Tra i vari workshop precongressuali della giornata odierna, ho scelto di partecipare a quello presentato da Paul Gilbert sulla sua Compassion Focused Therapy. Ci sono diverse ragioni per cui la mia scelta è caduta su questa opportunità formativa. Prima di tutto non avevo mai assistito a un suo workshop, solo a diverse lezioni magistrali (keynotes) che mi avevano incuriosito ma che non avevano certo completato in modo esaustivo la descrizione dei presupposti teorici e tecnici di questo approccio. Secondariamente, l’intervento si occupa principalmente di depressione, argomento a me caro, e di autocriticismo, uno dei temi ai quali il gruppo ricerca cui appartengo sta recentemente dedicando attenzione. Infine avevo la necessità di comprendere quanto ci fosse di realmente nuovo in una forma di terapia che pare concentrarsi su un unico tema peraltro affrontato secondo una prospettiva molto mindfulness based, cioè basata su un uso massiccio di tecniche meditative.

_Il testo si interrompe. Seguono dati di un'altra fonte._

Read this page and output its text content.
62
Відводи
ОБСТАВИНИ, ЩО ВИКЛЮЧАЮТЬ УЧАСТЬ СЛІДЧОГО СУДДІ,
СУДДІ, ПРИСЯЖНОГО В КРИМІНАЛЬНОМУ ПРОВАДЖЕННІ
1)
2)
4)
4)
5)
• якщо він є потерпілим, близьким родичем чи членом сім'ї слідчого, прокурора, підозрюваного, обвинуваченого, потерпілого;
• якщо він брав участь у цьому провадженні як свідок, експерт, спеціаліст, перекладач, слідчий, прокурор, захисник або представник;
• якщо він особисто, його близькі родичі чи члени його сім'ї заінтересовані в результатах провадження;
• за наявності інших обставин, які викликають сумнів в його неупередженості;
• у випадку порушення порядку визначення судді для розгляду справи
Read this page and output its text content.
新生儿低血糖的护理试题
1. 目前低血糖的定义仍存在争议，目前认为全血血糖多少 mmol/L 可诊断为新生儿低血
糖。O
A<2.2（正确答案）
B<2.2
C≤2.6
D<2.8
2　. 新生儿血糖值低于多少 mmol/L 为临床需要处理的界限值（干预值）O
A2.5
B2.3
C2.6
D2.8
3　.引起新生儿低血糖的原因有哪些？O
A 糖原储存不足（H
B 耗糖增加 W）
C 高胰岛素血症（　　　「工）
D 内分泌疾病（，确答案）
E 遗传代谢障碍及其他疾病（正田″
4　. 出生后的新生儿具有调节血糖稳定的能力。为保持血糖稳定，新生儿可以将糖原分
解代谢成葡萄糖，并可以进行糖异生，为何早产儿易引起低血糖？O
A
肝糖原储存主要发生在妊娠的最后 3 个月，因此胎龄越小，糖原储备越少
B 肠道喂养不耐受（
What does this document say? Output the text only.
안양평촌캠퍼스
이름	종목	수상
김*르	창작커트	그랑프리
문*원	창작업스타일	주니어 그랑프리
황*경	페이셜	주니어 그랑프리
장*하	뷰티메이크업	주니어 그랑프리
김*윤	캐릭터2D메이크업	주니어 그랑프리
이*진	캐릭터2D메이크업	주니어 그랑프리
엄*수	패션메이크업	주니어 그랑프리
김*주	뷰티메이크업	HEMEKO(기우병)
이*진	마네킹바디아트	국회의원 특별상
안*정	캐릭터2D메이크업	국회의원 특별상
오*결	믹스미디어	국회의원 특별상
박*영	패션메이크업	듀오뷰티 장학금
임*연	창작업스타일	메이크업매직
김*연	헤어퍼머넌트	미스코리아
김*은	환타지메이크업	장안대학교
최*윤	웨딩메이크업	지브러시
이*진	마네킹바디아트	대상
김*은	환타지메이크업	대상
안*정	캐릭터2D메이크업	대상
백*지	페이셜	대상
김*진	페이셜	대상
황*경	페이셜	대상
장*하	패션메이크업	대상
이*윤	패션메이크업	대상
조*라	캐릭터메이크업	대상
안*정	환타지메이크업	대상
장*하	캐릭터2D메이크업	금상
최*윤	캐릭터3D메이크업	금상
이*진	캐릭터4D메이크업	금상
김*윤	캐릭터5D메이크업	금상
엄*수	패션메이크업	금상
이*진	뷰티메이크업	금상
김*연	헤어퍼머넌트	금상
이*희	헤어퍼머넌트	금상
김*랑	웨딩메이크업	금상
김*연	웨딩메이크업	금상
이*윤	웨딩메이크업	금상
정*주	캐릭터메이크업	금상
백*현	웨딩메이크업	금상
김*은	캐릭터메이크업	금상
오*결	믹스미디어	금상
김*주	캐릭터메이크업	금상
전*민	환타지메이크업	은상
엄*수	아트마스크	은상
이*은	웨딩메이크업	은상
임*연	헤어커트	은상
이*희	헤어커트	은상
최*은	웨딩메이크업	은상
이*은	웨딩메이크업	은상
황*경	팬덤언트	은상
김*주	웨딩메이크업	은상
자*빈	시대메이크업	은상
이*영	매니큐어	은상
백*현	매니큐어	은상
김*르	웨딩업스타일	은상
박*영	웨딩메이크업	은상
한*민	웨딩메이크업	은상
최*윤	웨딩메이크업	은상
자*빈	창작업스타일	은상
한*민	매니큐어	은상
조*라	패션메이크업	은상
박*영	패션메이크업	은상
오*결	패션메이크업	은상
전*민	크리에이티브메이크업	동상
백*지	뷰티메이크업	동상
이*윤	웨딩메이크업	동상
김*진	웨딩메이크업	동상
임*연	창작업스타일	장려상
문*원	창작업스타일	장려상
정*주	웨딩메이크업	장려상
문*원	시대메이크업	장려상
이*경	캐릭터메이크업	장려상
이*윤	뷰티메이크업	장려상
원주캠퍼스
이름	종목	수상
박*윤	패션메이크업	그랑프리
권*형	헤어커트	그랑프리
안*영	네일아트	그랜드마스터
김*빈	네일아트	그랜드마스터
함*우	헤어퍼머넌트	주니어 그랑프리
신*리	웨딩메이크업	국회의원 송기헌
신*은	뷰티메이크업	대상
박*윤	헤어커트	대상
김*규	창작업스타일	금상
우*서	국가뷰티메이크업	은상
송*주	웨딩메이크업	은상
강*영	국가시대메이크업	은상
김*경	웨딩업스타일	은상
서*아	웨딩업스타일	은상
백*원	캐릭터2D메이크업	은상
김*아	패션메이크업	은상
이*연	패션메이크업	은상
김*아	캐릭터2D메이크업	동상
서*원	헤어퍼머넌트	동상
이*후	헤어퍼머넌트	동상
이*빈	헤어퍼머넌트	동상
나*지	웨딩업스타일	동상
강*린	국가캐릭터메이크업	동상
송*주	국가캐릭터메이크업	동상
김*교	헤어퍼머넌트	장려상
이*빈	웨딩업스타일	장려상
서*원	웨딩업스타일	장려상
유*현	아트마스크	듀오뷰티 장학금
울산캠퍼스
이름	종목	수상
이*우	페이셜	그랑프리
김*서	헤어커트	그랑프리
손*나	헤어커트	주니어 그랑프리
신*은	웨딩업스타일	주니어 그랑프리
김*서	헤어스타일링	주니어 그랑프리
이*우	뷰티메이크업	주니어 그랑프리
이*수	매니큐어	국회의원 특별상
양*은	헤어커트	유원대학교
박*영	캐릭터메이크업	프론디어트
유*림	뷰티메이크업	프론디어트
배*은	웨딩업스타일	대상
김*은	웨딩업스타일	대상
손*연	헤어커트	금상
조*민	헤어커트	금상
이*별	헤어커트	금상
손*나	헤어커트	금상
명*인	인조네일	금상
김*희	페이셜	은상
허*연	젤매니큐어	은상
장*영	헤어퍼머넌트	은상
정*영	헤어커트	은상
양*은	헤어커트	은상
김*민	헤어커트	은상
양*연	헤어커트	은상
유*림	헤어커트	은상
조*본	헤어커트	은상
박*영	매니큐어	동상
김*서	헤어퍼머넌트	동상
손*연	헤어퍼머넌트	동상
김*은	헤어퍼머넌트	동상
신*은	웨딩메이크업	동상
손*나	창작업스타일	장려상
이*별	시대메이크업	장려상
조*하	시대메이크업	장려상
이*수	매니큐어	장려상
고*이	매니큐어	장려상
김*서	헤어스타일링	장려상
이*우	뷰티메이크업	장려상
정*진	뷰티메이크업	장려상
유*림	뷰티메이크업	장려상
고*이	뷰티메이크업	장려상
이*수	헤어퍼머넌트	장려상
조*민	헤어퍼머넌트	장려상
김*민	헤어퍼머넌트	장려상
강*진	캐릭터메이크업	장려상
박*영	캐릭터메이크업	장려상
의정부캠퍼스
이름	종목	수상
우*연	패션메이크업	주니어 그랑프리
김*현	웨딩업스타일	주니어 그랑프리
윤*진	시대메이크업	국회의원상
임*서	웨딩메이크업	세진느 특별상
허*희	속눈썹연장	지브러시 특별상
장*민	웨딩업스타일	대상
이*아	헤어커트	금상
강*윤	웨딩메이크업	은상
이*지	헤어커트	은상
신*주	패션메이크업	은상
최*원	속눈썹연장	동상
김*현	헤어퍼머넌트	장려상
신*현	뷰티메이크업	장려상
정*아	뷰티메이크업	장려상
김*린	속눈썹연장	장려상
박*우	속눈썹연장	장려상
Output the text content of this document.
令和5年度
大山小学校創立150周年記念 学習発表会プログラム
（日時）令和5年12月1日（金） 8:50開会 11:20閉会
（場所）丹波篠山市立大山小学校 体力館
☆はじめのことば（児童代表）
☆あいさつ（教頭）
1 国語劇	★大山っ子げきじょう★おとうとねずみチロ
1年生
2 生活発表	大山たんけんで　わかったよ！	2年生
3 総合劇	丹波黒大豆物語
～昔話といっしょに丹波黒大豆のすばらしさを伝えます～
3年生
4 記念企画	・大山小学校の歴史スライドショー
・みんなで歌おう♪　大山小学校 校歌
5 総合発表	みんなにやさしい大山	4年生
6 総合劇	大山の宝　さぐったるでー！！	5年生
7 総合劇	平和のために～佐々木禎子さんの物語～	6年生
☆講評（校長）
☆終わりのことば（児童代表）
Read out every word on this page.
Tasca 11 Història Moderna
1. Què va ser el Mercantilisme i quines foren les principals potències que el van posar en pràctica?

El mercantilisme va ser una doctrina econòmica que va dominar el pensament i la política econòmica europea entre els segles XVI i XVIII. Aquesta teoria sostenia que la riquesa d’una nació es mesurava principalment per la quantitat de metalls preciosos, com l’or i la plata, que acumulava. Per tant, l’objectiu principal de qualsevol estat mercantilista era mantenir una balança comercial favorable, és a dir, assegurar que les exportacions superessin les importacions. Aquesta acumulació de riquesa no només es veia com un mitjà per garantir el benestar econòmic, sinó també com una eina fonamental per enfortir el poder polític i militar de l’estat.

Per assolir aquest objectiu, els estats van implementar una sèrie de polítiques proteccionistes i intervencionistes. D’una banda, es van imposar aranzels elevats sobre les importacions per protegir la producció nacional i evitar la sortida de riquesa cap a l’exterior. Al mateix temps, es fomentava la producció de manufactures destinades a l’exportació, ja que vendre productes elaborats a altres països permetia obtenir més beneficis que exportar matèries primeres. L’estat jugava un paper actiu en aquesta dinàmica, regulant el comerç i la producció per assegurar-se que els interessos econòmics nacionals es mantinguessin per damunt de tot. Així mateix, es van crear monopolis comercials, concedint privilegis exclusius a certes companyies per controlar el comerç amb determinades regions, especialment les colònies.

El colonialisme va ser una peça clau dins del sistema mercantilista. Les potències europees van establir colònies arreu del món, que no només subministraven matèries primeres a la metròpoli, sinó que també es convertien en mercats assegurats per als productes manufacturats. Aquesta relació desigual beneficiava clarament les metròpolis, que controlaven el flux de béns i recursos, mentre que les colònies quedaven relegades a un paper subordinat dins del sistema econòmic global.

Ho iniziato il workshop con molte curiosità e qualche dubbio. Devo dire che al termine mi ritrovo con qualche strumento utile per la mia valigia da professionista della salute mentale, ma con parecchi dubbi. Da un punto di vista puramente teorico le riflessioni portate avanti da Gilbert sono certamente complete e interessanti. Mostra una riscoperta del ruolo dei bisogni e delle motivazioni biologicamente determinate con forte connessioni con la neuroanatomia e il processo evolutivo cerebrale. Il terreno teorico è quello della biologia e delle teorie dell’attaccamento, la prospettiva è evoluzionistica, in realtà un punto di vista per molti aspetti già sviluppato da teorici italiani negli ultimi trent’anni, Gianni Liotti su tutti. Gli aspetti più interessanti nascono da riflessioni specifiche più che generali, cioè dall’esplorazione originale, questo è il contributo principale di Gilbert e dei suoi collaboratori, sul ruolo dell’autocriticismo e sulle credenze ad esso associate. Ad esempio gli individui sembrano faticare ad abbandonare una prospettiva autocritica e autopunitiva perché temono di non poter apprendere a correggersi, migliorarsi ed essere accettate dagli altri. La compassione è presentata come una prospettiva con cui accogliere gli eventi della vita, ma soprattutto quelli del mondo interno come pensieri, fantasie, impulsi in modo non autocritico ma benevolente. Il nucleo da raggiungere è il riconoscimento che ciò che passa nella nostra mente e nel nostro corpo non è figlio della nostra volontà, né un nostro errore ma qualcosa che ci capita sulla base del nostro corredo genetico e della nostra storia. Qualcosa di cui non abbiamo responsabilità ma con cui dobbiamo avere a che fare, come fosse una qualsiasi allergia, malformazione o debolezza fisica. L’obiettivo è deresponsabilizzare l’individuo da come si esprime la sua mente o il suo corpo, il suo pensiero associativo così come le sensibilità e l’intensità delle reazioni emotive. Tutto mira, sin dai suoi principi teorici a demolire la tendenza ad attaccare, biasimare, criticare o considerare vergognosi sé stessi.
Dal mio punti di vista le questioni delicate sono due. Innanzitutto questo tipo di riflessione clinica è funzionale e adatta laddove l’autocriticismo è il problema nucleare e ritengo possa dare buoni frutti terapeutici. Attenzione però a non ridurre l’ampio e complesso mondo della psicopatologia a un’equazione che può essere risolta nel semplice volersi bene. Secondariamente la parte tecnica effettivamente è tutta focalizzata su esercizi di mindfulness, non che siano inadeguati per lo scopo proposto ma vien da chiedersi se non bastava delineare una linea guida per trattare l’eccessiva autocritica piuttosto che costituire una forma di terapia generalizzata.
Certo, al di là di questi dubbi, le linee guida e il pacchetto di tecniche offerto dalla CFT rappresentano un modulo facilmente integrabile in qualsiasi percorso terapeutico e all’avanguardia per quanto riguarda la comprensione e il trattamento dell’eccessiva tendenza all’autocritica e degli stati di malessere emotivo ad essa connessi.